We searched for intermediate (days to years) timescale emission from a
new gamma-ray transient source. Preliminary analysis indicates no
significant (> 5 sigma) new excess emission (> 100 MeV) at the IC220624A
best-fit position. Assuming a power-law spectrum (photon index = 2.0
fixed) for a point source at the IC220624A best-fit position, the >100
MeV flux upper limit (95% confidence) is < 9.3e-11 ph cm^-2 s^-1 for
~14-years (2008-08-04 to 2022-06-24 UTC), and < 3.9e-9 (< 5.4e-8) ph
cm^-2 s^-1 for a 1-month (1-day) integration time before T0.
Within the 90% confidence localization of the neutrino, 0.2 deg offset
from the best-fit IC220624A position, an excess of gamma rays, Fermi
J1458.0+4119, was detected in an analysis of the ~14-years integrated
LAT data (100 MeV - 1 TeV) prior to T0. This putative new source is
detected at a statistical significance ~4.5 sigma (calculated following
the prescription adopted in the The Fourth Fermi-LAT catalog, The
Fermi-LAT collaboration 2020, ApJS, 247, 33). Assuming a power-law
spectrum, the excess has best-fit localization of RA = 224.52 deg, Decl.
= 41.32 deg (5 arcmin 68% containment, 10 arcmin 99% containment) with
best-fit spectral parameters, flux = (5 +/- 2)e-10 ph cm^-2 s^-1, index
= 1.9 +/- 0.2. In a preliminary analysis of the LAT data over one month
prior to T0, Fermi J1458.0+4119 is not significantly detected in the LAT
data. All values include the statistical uncertainty only.

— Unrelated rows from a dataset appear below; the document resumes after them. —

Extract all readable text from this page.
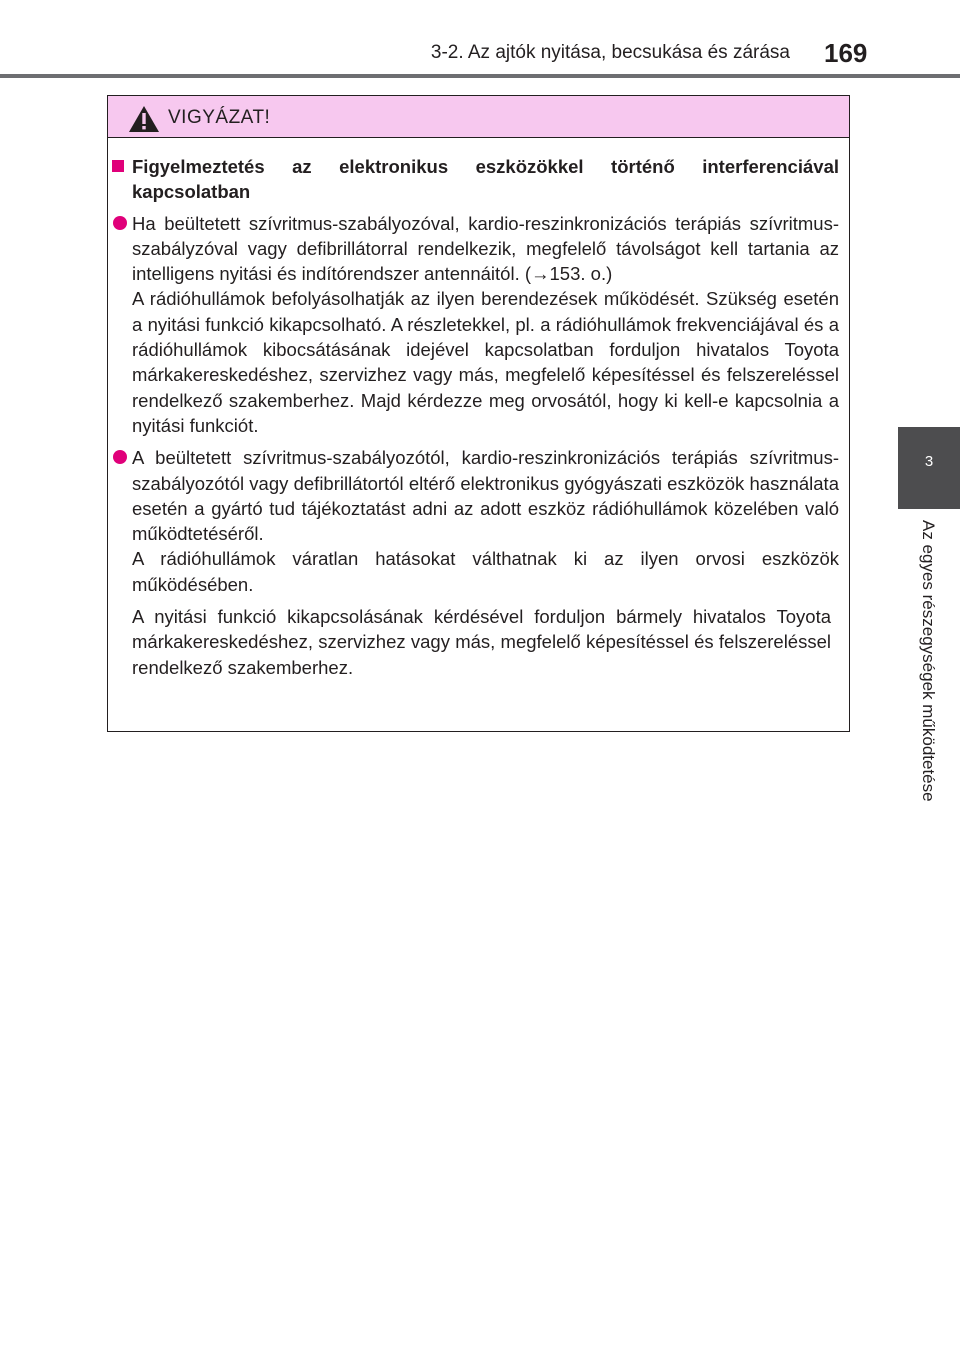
3-2. Az ajtók nyitása, becsukása és zárása 169
3
Az egyes részegységek működtetése
VIGYÁZAT!
Figyelmeztetés az elektronikus eszközökkel történő interferenciával kapcsolatban
Ha beültetett szívritmus-szabályozóval, kardio-reszinkronizációs terápiás szívritmus-szabályzóval vagy defibrillátorral rendelkezik, megfelelő távolságot kell tartania az intelligens nyitási és indítórendszer antennáitól. (→153. o.)
A rádióhullámok befolyásolhatják az ilyen berendezések működését. Szükség esetén a nyitási funkció kikapcsolható. A részletekkel, pl. a rádióhullámok frekvenciájával és a rádióhullámok kibocsátásának idejével kapcsolatban forduljon hivatalos Toyota márkakereskedéshez, szervizhez vagy más, megfelelő képesítéssel és felszereléssel rendelkező szakemberhez. Majd kérdezze meg orvosától, hogy ki kell-e kapcsolnia a nyitási funkciót.
A beültetett szívritmus-szabályozótól, kardio-reszinkronizációs terápiás szívritmus-szabályozótól vagy defibrillátortól eltérő elektronikus gyógyászati eszközök használata esetén a gyártó tud tájékoztatást adni az adott eszköz rádióhullámok közelében való működtetéséről.
A rádióhullámok váratlan hatásokat válthatnak ki az ilyen orvosi eszközök működésében.
A nyitási funkció kikapcsolásának kérdésével forduljon bármely hivatalos Toyota márkakereskedéshez, szervizhez vagy más, megfelelő képesítéssel és felszereléssel rendelkező szakemberhez.
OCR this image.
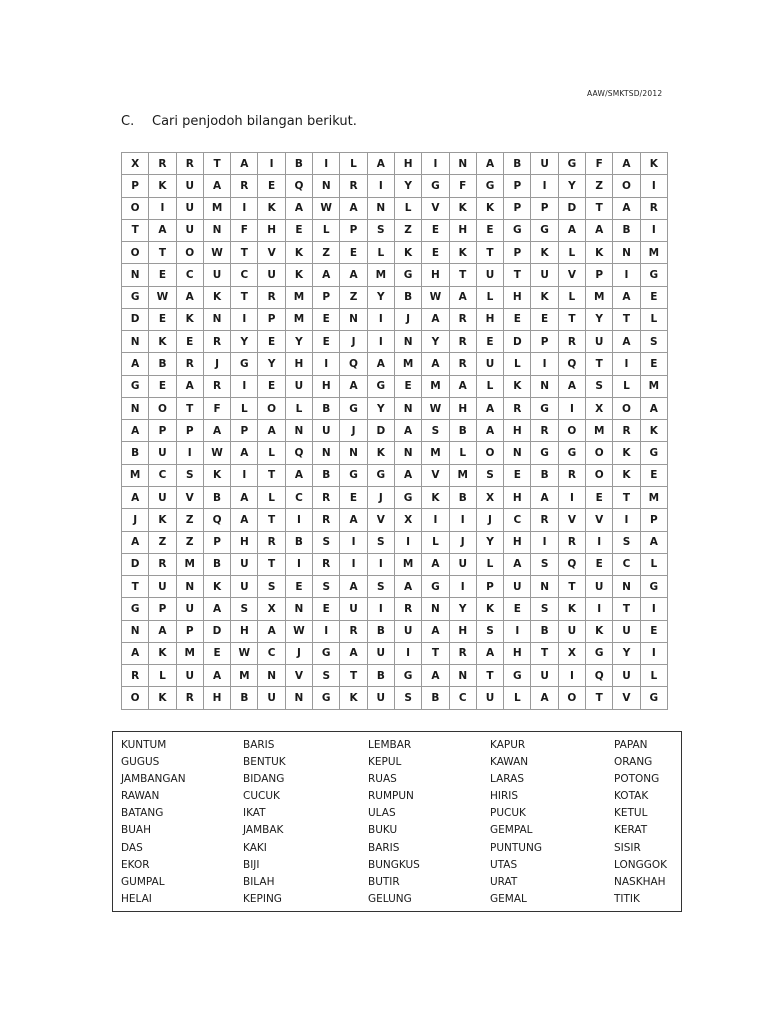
AAW/SMKTSD/2012
C. Cari penjodoh bilangan berikut.
X	R	R	T	A	I	B	I	L	A	H	I	N	A	B	U	G	F	A	K
P	K	U	A	R	E	Q	N	R	I	Y	G	F	G	P	I	Y	Z	O	I
O	I	U	M	I	K	A	W	A	N	L	V	K	K	P	P	D	T	A	R
T	A	U	N	F	H	E	L	P	S	Z	E	H	E	G	G	A	A	B	I
O	T	O	W	T	V	K	Z	E	L	K	E	K	T	P	K	L	K	N	M
N	E	C	U	C	U	K	A	A	M	G	H	T	U	T	U	V	P	I	G
G	W	A	K	T	R	M	P	Z	Y	B	W	A	L	H	K	L	M	A	E
D	E	K	N	I	P	M	E	N	I	J	A	R	H	E	E	T	Y	T	L
N	K	E	R	Y	E	Y	E	J	I	N	Y	R	E	D	P	R	U	A	S
A	B	R	J	G	Y	H	I	Q	A	M	A	R	U	L	I	Q	T	I	E
G	E	A	R	I	E	U	H	A	G	E	M	A	L	K	N	A	S	L	M
N	O	T	F	L	O	L	B	G	Y	N	W	H	A	R	G	I	X	O	A
A	P	P	A	P	A	N	U	J	D	A	S	B	A	H	R	O	M	R	K
B	U	I	W	A	L	Q	N	N	K	N	M	L	O	N	G	G	O	K	G
M	C	S	K	I	T	A	B	G	G	A	V	M	S	E	B	R	O	K	E
A	U	V	B	A	L	C	R	E	J	G	K	B	X	H	A	I	E	T	M
J	K	Z	Q	A	T	I	R	A	V	X	I	I	J	C	R	V	V	I	P
A	Z	Z	P	H	R	B	S	I	S	I	L	J	Y	H	I	R	I	S	A
D	R	M	B	U	T	I	R	I	I	M	A	U	L	A	S	Q	E	C	L
T	U	N	K	U	S	E	S	A	S	A	G	I	P	U	N	T	U	N	G
G	P	U	A	S	X	N	E	U	I	R	N	Y	K	E	S	K	I	T	I
N	A	P	D	H	A	W	I	R	B	U	A	H	S	I	B	U	K	U	E
A	K	M	E	W	C	J	G	A	U	I	T	R	A	H	T	X	G	Y	I
R	L	U	A	M	N	V	S	T	B	G	A	N	T	G	U	I	Q	U	L
O	K	R	H	B	U	N	G	K	U	S	B	C	U	L	A	O	T	V	G
KUNTUM
GUGUS
JAMBANGAN
RAWAN
BATANG
BUAH
DAS
EKOR
GUMPAL
HELAI
BARIS
BENTUK
BIDANG
CUCUK
IKAT
JAMBAK
KAKI
BIJI
BILAH
KEPING
LEMBAR
KEPUL
RUAS
RUMPUN
ULAS
BUKU
BARIS
BUNGKUS
BUTIR
GELUNG
KAPUR
KAWAN
LARAS
HIRIS
PUCUK
GEMPAL
PUNTUNG
UTAS
URAT
GEMAL
PAPAN
ORANG
POTONG
KOTAK
KETUL
KERAT
SISIR
LONGGOK
NASKHAH
TITIK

A probable counterpart of Fermi J1458.0+4119 is the high-synchrotron
peaked blazar WISEA J145820.77+412101.9 (aka 3HSP J145820.8+412102) at
RA=224.58658 deg, Dec=41.35028 deg, and redshift 0.176463 +/- 0.000027
(Sloan Digital Sky Survey Data Release 13, 2016 SDSS). It is located
about 4 arcmin from the Fermi J1458.0+4119 best-fit position, and within
the gamma-ray 68% positional uncertainty. This source has been proposed
as a promising very-high-energy candidate emitter (>100 TeV; Arsioli et
al. 2015, A&A, 579, 34).
Since Fermi normally operates in an all-sky scanning mode, regular
monitoring of this source will continue. For these observations the
Fermi-LAT contact persons are S. Garrappa (simone.garrappa at desy.de)
and S. Buson (sara.buson at uni-wuerzburg.de).
The Fermi-LAT is a pair conversion telescope designed to cover the
energy band from 20 MeV to greater than 300 GeV. It is the product of an
international collaboration between NASA and DOE in the U.S. and many
scientific institutions across France, Italy, Japan and Sweden.